If cache-related headers are sent properly, no heuristics will need to
be employed.

Part of the reason why people get confused about caching behaviour is
they do something like sending a validator, but no freshness
information. Consequently, the browser must guess what do to. Some
browsers, like Opera, give the user the opportunity to set an explicit
waiting period. Others, like Internet Explorer, will guess a time. If
the result is inappropriate, things will go wrong; set the time
explicitly, and it doesn't.

[snip]
On a real run it will be MySGL, PostgreSQL or another database
request. But the nature of the situation doesn't change: the HTTP
mediator (this script) has no means to know if data has changed or
not. Respectively it cannot set any reasonable Last-Modified header.
You (your database driver) has to check the data against the request
and inform the mediator.
That's not necessarily difficult though, is it? A time stamp can be
updated whenever a change is made to a particular document. For
instance, a CMS or BB might keep track of - perhaps for the purpose of
display - when a user edited or added content. That same date, combined
with the last modified time of the template used to generate the
document (whether it's an XSLT style sheet, a script, or whatever), can
be used to generate a Last-Modified header.
5) Overall for dynamic sources simply serve all responses with
cache-preventing headers [...].
If a resource is truly dynamic (that is, it will change on every
request), then sure. There'll be no point in caching it. If not, then at
least some effort should be made to cache it, even if it means that
revalidation should always occur. Why send data if there's no need to
bother?
Mostly (but no guarantees of any kind) UA will re-query for the same
page from the server, where you can take some decisions.
What sort of decisions do you think one /could/ make? If the data hasn't
been cached at all, there's no option but to send an entity.
6) An icing on the cake: Opera doesn't check the cache expiration at
all when going back and forwards in the history - it does it only when
you click a link.
Good. It's not supposed to.

History mechanisms and caches are different. In particular
history mechanisms SHOULD NOT try to show a semantically
transparent view of the current state of a resource. Rather, a
history mechanism is meant to show exactly what the user saw at
the time when the resource was retrieved.
-- 13.13 History Lists, RFC 2616
7) The huge popularity of IXMLHTTPRequest/XMLHttpRequest (aka AJAX)
may get a bit clearer now.


'AJAX' is popular because it's seen to be a new technology. That's the
same reason why some people think it's a good idea to churn out XHTML;
they believe it to be the latest and greatest (despite being six years
old as of January, earlier this year).

Mike

--
Michael Winter
Prefix subject with [News] before replying by e-mail.
May 10 '06 #54
On 10/05/2006 13:28, hug wrote:

[snip]
The old Opera 6.05 that I'm using seems to send 3 types of GET
request. If it's a new page, there's nothing special in the headers.
If it's a link that's been clicked before, Opera sends
if-modified-since and deals correctly with the response (nevermind the
case of a file containing only one SSI include).

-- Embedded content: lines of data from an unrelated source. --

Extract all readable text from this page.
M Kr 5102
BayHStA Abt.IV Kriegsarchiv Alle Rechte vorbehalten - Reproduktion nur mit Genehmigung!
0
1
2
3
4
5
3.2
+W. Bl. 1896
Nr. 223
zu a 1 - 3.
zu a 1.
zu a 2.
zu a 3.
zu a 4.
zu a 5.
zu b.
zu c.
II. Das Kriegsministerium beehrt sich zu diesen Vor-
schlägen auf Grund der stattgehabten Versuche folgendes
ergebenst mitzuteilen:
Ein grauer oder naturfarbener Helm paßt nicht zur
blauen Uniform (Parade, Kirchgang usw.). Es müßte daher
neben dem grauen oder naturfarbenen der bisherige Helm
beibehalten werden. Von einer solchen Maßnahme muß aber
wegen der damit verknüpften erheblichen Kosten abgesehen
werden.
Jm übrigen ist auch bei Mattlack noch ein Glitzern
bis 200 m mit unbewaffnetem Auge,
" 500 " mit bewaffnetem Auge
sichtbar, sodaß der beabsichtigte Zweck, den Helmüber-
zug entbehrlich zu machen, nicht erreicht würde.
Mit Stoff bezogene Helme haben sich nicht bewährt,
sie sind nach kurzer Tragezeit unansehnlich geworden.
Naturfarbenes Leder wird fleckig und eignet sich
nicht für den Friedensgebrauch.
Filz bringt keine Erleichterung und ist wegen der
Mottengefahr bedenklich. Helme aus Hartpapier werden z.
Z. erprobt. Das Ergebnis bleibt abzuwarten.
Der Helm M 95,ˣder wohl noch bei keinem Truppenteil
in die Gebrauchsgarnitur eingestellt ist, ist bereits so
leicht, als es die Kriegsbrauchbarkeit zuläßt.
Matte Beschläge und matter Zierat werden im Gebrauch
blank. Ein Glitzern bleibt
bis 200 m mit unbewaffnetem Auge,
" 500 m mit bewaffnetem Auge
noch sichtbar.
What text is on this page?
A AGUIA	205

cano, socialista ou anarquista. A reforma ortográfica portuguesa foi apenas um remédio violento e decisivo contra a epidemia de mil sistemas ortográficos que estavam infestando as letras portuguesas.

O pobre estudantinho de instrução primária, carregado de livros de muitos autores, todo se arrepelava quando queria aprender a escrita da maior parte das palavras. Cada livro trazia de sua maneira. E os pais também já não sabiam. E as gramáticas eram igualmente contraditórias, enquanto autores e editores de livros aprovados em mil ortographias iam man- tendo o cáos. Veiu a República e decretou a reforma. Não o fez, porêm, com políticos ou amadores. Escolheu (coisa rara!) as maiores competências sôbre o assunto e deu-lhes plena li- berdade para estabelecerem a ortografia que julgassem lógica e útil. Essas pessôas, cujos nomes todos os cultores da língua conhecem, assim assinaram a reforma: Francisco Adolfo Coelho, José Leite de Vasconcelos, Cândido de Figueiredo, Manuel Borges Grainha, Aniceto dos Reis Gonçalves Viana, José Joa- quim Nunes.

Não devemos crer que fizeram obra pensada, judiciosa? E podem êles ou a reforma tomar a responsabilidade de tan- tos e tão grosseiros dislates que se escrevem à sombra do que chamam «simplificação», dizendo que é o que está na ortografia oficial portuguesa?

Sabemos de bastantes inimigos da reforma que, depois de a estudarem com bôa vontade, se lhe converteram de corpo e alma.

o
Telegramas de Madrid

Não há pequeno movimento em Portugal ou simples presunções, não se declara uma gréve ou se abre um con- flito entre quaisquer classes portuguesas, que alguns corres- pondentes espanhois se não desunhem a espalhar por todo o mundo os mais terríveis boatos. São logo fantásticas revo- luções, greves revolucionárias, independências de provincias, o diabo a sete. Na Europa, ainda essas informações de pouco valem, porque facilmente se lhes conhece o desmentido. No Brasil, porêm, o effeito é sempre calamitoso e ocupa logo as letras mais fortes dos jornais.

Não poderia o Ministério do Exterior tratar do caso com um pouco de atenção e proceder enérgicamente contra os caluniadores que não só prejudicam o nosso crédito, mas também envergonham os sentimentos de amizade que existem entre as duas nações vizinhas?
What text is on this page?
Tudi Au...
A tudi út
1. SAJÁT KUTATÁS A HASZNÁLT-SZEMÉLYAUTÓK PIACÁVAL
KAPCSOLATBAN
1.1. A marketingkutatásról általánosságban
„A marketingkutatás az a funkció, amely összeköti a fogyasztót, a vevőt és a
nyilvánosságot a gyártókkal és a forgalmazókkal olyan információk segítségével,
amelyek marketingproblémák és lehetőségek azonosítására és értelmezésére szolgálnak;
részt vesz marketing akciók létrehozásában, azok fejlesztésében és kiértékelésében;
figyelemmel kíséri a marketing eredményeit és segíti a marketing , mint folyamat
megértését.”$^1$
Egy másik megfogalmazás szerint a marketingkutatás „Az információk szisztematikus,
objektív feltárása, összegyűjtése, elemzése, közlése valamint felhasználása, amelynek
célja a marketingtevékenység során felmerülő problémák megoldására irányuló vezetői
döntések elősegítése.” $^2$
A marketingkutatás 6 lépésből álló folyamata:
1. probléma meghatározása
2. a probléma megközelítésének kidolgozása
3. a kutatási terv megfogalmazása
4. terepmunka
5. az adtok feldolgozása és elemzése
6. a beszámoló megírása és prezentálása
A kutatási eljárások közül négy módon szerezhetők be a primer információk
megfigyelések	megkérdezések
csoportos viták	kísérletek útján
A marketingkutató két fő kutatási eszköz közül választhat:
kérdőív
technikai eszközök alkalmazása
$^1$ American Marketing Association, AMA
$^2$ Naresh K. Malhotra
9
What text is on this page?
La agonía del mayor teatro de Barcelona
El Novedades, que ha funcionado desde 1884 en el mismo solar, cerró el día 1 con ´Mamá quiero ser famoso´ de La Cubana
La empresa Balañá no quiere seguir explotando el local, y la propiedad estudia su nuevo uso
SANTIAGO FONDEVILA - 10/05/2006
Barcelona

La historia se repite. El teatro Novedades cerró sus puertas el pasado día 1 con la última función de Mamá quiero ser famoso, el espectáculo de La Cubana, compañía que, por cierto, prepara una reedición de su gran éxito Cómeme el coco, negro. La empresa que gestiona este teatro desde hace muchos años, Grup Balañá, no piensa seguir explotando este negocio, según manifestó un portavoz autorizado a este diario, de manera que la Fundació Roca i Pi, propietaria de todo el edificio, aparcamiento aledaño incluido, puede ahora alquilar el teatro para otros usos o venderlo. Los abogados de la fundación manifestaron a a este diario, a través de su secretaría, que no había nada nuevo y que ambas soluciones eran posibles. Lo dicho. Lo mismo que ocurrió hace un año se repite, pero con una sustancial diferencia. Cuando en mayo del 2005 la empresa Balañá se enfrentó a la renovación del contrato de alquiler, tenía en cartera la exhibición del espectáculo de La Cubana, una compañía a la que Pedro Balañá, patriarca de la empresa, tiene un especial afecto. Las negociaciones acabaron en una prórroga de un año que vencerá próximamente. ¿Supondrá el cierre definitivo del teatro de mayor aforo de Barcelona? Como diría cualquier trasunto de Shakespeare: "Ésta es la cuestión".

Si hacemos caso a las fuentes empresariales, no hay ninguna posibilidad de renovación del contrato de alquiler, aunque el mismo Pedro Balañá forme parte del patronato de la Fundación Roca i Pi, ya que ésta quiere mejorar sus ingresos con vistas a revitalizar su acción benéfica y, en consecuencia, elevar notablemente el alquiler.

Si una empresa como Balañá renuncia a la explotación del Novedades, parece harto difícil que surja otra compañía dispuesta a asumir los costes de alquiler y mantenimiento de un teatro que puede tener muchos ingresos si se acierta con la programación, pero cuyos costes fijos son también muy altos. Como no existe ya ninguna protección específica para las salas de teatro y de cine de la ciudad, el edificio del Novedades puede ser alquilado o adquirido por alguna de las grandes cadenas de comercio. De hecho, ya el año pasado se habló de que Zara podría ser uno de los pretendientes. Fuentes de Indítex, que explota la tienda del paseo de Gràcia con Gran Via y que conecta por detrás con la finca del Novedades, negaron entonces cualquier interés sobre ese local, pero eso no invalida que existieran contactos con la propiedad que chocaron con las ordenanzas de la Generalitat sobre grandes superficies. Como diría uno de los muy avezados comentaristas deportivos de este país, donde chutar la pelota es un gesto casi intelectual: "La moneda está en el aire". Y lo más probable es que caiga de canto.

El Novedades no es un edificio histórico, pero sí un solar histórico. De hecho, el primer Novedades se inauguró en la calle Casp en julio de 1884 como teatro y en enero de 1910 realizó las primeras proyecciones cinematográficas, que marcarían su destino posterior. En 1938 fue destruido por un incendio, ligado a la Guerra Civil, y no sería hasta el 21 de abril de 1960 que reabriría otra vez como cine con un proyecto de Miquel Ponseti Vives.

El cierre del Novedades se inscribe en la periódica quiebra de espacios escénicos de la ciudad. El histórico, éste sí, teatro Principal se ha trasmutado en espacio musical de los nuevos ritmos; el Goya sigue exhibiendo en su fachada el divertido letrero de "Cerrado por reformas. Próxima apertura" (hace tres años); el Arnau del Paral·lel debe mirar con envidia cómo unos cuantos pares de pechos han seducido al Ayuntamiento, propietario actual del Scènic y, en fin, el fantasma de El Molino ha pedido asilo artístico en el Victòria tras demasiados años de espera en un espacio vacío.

If it's a "refresh"
what Opera sends is a GET request with a "Cache-control: none" header.


In the last instance, I assume you mean

Cache-Control: no-cache

That's certainly what Op 6.06 sends. However, other, more modern
browsers, do precisely the same thing.

Mike

--
Michael Winter
Prefix subject with [News] before replying by e-mail.
May 10 '06 #55
On 10/05/2006 13:20, VK wrote:
Michael Fesser wrote:
[snip]
<?php print gmdate(DATE_RFC1123)?>

(PHP 5.1)


Oh, they finally added it in the core? Took five releases, but better
later than never :-)


The string,

'D, d M Y H:i:s \G\M\T'

isn't that difficult to construct or use, though.
AFAIK RFC1123 expects "GMT" identifier, not "UTC";
No, it doesn't. RFC 2616 does.
from the other side servers should be forgiveful on that.
Should, yes. However, one should respect the robustness principle in its
entirety:

an implementation must be conservative in its sending
behavior, and liberal in its receiving behavior.

[snip]
I also send ETag and Cache-Control headers.


[...] you cannot tell if it will be actually regarded on the other
end and even if - you cannot tell in what manner will it be regarded
(unless intranet).


Then what makes you think one can rely on instructions to disable the
cache, either (other than doing things like constructing unique URIs)?
There is certainly no harm in trying, and when it does succeed (which
should be in the vast majority of cases), it could be very beneficial.
Say the same Opera (which was in OP) simply doesn't care of your
headers for < > navigation and doesn'r read them. It goes by "Expire in
X days" in UA preferences.
No it doesn't. See my other follow up to you.
At the same time it considers each refresh request of the same page as
new item in the history (if Expires is set properly).
Where exactly do you get these ideas? Not on Earth, certainly.
At the same time Firefox sees only one item in the history no matter
what headers say.
That's because by refreshing, the current document is replaced. It isn't
navigation, so there's no new entry to add to the history list. As far
as I know, all browsers at this way.
Go to <http://www.nskom.com/external/tmp/http/cache.cgi>, refresh the
page several times and try Back in both browsers.
The Back button is greyed out.
That is the major problem with GET on dynamic sources: you can make
only very rough guesses of how the actual refresh will work for the
recipients: it all depends on UA's default caching mechanics and only
just a bit on HTTP headers.


You might need to make rough guesses. Things are looking pretty
predictable from where I'm sitting. Granted, one must consider that the
user can override normal behaviour, but the result, and how it can be
dealt with, still isn't some sort of guessing game.

[snip]

Mike

--
Michael Winter
Prefix subject with [News] before replying by e-mail.
May 10 '06 #56
On 10/05/2006 17:41, VK wrote:

[snip]
I wonder if ciwah charter could be read in some way to squeeze
Content-Type / Cache-Control/ and the like into it? I guess not.


No, because the HTTP protocol isn't markup issue (though it obviously
has implications). One of the c.i.w.misc, c.i.w.a.misc, and c.i.w.a.cgi
groups are probably more on topic.

Mike

--
Michael Winter
Prefix subject with [News] before replying by e-mail.
May 10 '06 #57
VK

Michael Winter wrote:
204 No Content header is an official documented HTTP/1 header, so I'm
not sure how could it be a "hack".
The context in which you suggested it

Simply check the data source server-side and take a server-side
decision if it's the same or not. ... If the data is the same,
simply throw back
Status: 204 No Content\n\n
-- 11*********************@i39g2000cwa.googlegroups.c om

is incorrect, as evidenced by what follows.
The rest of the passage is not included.